L’esperienza accademica di Sophia è al suo undicesimo anno, caratterizzata da alcune note diversificanti che sono state oggetto di approfondimento nel pomeriggio: è stata evidenziata e rinnovata la proposta di aderire ad un progetto accademico centrato sull’esperienza di una comunità di studio in cui si condividono ricerca, pensiero e vita, non solo tra studenti di diversa provenienza, ma anche tra studenti, docenti e personale dell’Istituto. Si è proposto di solennizzare insieme quel patto di reciprocità che solo può sostanziare una simile, originale esperienza, sottolineando l’importanza di alimentarlo regolarmente con momenti di condivisione.

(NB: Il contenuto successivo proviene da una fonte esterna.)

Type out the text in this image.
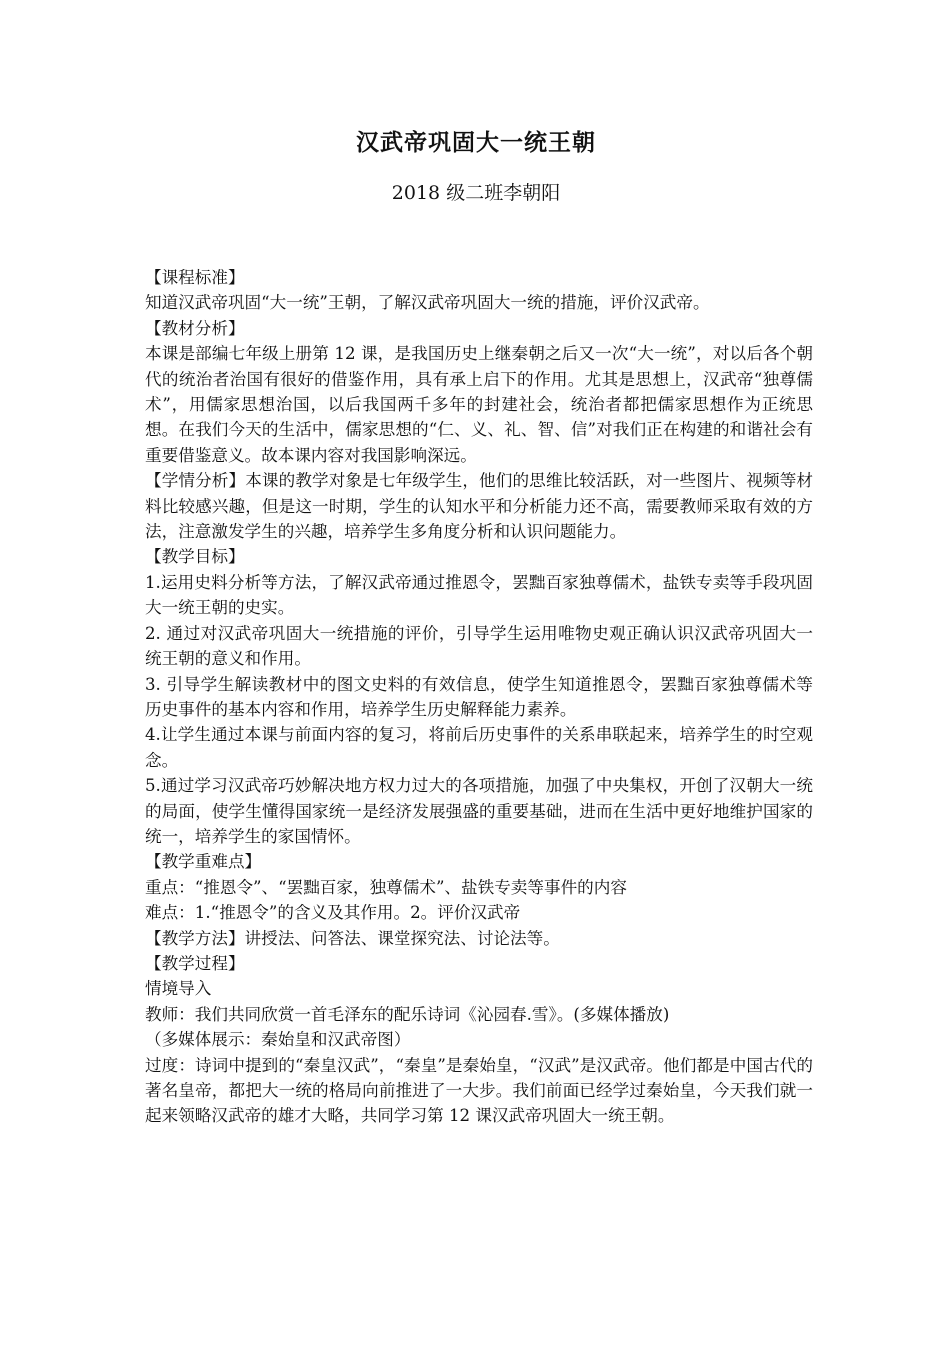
汉武帝巩固大一统王朝
2018 级二班李朝阳
【课程标准】
知道汉武帝巩固“大一统”王朝，了解汉武帝巩固大一统的措施，评价汉武帝。
【教材分析】
本课是部编七年级上册第 12 课，是我国历史上继秦朝之后又一次“大一统”，对以后各个朝代的统治者治国有很好的借鉴作用，具有承上启下的作用。尤其是思想上，汉武帝“独尊儒术”，用儒家思想治国，以后我国两千多年的封建社会，统治者都把儒家思想作为正统思想。在我们今天的生活中，儒家思想的“仁、义、礼、智、信”对我们正在构建的和谐社会有重要借鉴意义。故本课内容对我国影响深远。
【学情分析】本课的教学对象是七年级学生，他们的思维比较活跃，对一些图片、视频等材料比较感兴趣，但是这一时期，学生的认知水平和分析能力还不高，需要教师采取有效的方法，注意激发学生的兴趣，培养学生多角度分析和认识问题能力。
【教学目标】
1.运用史料分析等方法，了解汉武帝通过推恩令，罢黜百家独尊儒术，盐铁专卖等手段巩固大一统王朝的史实。
2. 通过对汉武帝巩固大一统措施的评价，引导学生运用唯物史观正确认识汉武帝巩固大一统王朝的意义和作用。
3. 引导学生解读教材中的图文史料的有效信息，使学生知道推恩令，罢黜百家独尊儒术等历史事件的基本内容和作用，培养学生历史解释能力素养。
4.让学生通过本课与前面内容的复习，将前后历史事件的关系串联起来，培养学生的时空观念。
5.通过学习汉武帝巧妙解决地方权力过大的各项措施，加强了中央集权，开创了汉朝大一统的局面，使学生懂得国家统一是经济发展强盛的重要基础，进而在生活中更好地维护国家的统一，培养学生的家国情怀。
【教学重难点】
重点：“推恩令”、“罢黜百家，独尊儒术”、盐铁专卖等事件的内容
难点：1.“推恩令”的含义及其作用。2。评价汉武帝
【教学方法】讲授法、问答法、课堂探究法、讨论法等。
【教学过程】
情境导入
教师：我们共同欣赏一首毛泽东的配乐诗词《沁园春.雪》。(多媒体播放)
（多媒体展示：秦始皇和汉武帝图）
过度：诗词中提到的“秦皇汉武”，“秦皇”是秦始皇，“汉武”是汉武帝。他们都是中国古代的著名皇帝，都把大一统的格局向前推进了一大步。我们前面已经学过秦始皇，今天我们就一起来领略汉武帝的雄才大略，共同学习第 12 课汉武帝巩固大一统王朝。
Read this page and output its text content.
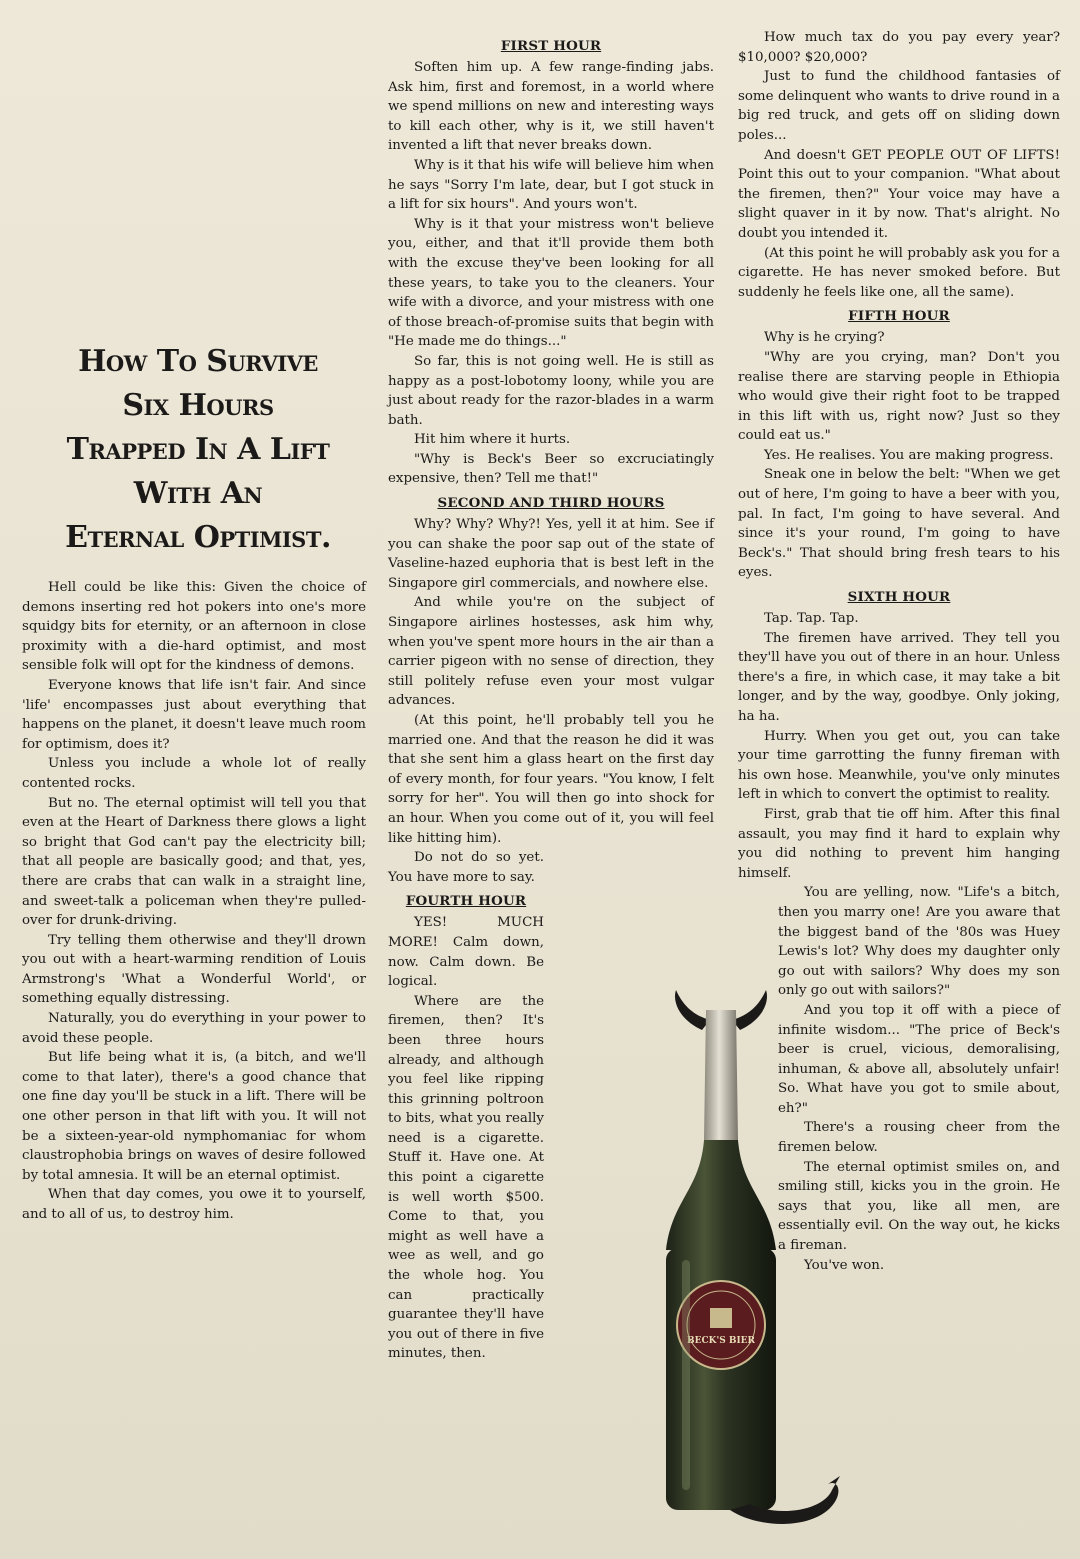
How To Survive
Six Hours
Trapped In A Lift
With An
Eternal Optimist.

Hell could be like this: Given the choice of demons inserting red hot pokers into one's more squidgy bits for eternity, or an afternoon in close proximity with a die-hard optimist, and most sensible folk will opt for the kindness of demons.

Everyone knows that life isn't fair. And since 'life' encompasses just about everything that happens on the planet, it doesn't leave much room for optimism, does it?

Unless you include a whole lot of really contented rocks.

But no. The eternal optimist will tell you that even at the Heart of Darkness there glows a light so bright that God can't pay the electricity bill; that all people are basically good; and that, yes, there are crabs that can walk in a straight line, and sweet-talk a policeman when they're pulled-over for drunk-driving.

Try telling them otherwise and they'll drown you out with a heart-warming rendition of Louis Armstrong's 'What a Wonderful World', or something equally distressing.

Naturally, you do everything in your power to avoid these people.

But life being what it is, (a bitch, and we'll come to that later), there's a good chance that one fine day you'll be stuck in a lift. There will be one other person in that lift with you. It will not be a sixteen-year-old nymphomaniac for whom claustrophobia brings on waves of desire followed by total amnesia. It will be an eternal optimist.

When that day comes, you owe it to yourself, and to all of us, to destroy him.

FIRST HOUR

Soften him up. A few range-finding jabs. Ask him, first and foremost, in a world where we spend millions on new and interesting ways to kill each other, why is it, we still haven't invented a lift that never breaks down.

Why is it that his wife will believe him when he says "Sorry I'm late, dear, but I got stuck in a lift for six hours". And yours won't.

Why is it that your mistress won't believe you, either, and that it'll provide them both with the excuse they've been looking for all these years, to take you to the cleaners. Your wife with a divorce, and your mistress with one of those breach-of-promise suits that begin with "He made me do things..."

So far, this is not going well. He is still as happy as a post-lobotomy loony, while you are just about ready for the razor-blades in a warm bath.

Hit him where it hurts.

"Why is Beck's Beer so excruciatingly expensive, then? Tell me that!"

SECOND AND THIRD HOURS

Why? Why? Why?! Yes, yell it at him. See if you can shake the poor sap out of the state of Vaseline-hazed euphoria that is best left in the Singapore girl commercials, and nowhere else.

And while you're on the subject of Singapore airlines hostesses, ask him why, when you've spent more hours in the air than a carrier pigeon with no sense of direction, they still politely refuse even your most vulgar advances.

(At this point, he'll probably tell you he married one. And that the reason he did it was that she sent him a glass heart on the first day of every month, for four years. "You know, I felt sorry for her". You will then go into shock for an hour. When you come out of it, you will feel like hitting him).

Do not do so yet. You have more to say.

FOURTH HOUR

YES! MUCH MORE! Calm down, now. Calm down. Be logical.

Where are the firemen, then? It's been three hours already, and although you feel like ripping this grinning poltroon to bits, what you really need is a cigarette. Stuff it. Have one. At this point a cigarette is well worth $500. Come to that, you might as well have a wee as well, and go the whole hog. You can practically guarantee they'll have you out of there in five minutes, then.

How much tax do you pay every year? $10,000? $20,000?

Just to fund the childhood fantasies of some delinquent who wants to drive round in a big red truck, and gets off on sliding down poles...

And doesn't GET PEOPLE OUT OF LIFTS! Point this out to your companion. "What about the firemen, then?" Your voice may have a slight quaver in it by now. That's alright. No doubt you intended it.

(At this point he will probably ask you for a cigarette. He has never smoked before. But suddenly he feels like one, all the same).

FIFTH HOUR

Why is he crying?

"Why are you crying, man? Don't you realise there are starving people in Ethiopia who would give their right foot to be trapped in this lift with us, right now? Just so they could eat us."

Yes. He realises. You are making progress.

Sneak one in below the belt: "When we get out of here, I'm going to have a beer with you, pal. In fact, I'm going to have several. And since it's your round, I'm going to have Beck's." That should bring fresh tears to his eyes.

SIXTH HOUR

Tap. Tap. Tap.

The firemen have arrived. They tell you they'll have you out of there in an hour. Unless there's a fire, in which case, it may take a bit longer, and by the way, goodbye. Only joking, ha ha.

Hurry. When you get out, you can take your time garrotting the funny fireman with his own hose. Meanwhile, you've only minutes left in which to convert the optimist to reality.

First, grab that tie off him. After this final assault, you may find it hard to explain why you did nothing to prevent him hanging himself.

You are yelling, now. "Life's a bitch, then you marry one! Are you aware that the biggest band of the '80s was Huey Lewis's lot? Why does my daughter only go out with sailors? Why does my son only go out with sailors?"

And you top it off with a piece of infinite wisdom... "The price of Beck's beer is cruel, vicious, demoralising, inhuman, & above all, absolutely unfair! So. What have you got to smile about, eh?"

There's a rousing cheer from the firemen below.

The eternal optimist smiles on, and smiling still, kicks you in the groin. He says that you, like all men, are essentially evil. On the way out, he kicks a fireman.

You've won.

BECK'S BIER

Infine, un doppio arcobaleno a tutto cerchio comparso nel cielo di Loppiano proprio al termine della Messa ha “sigillato” plasticamente il nuovo patto! A detta unanime, non poteva esserci segno più bello: quasi che il cielo sulla cittadella volesse concorrere a sottolineare la sacralità di quel momento e porre sotto una speciale protezione questo anno accademico che inizia, come ormai da tradizione, l’auspicio di vivere grazie all’impegno protagonista di tutti i partecipanti.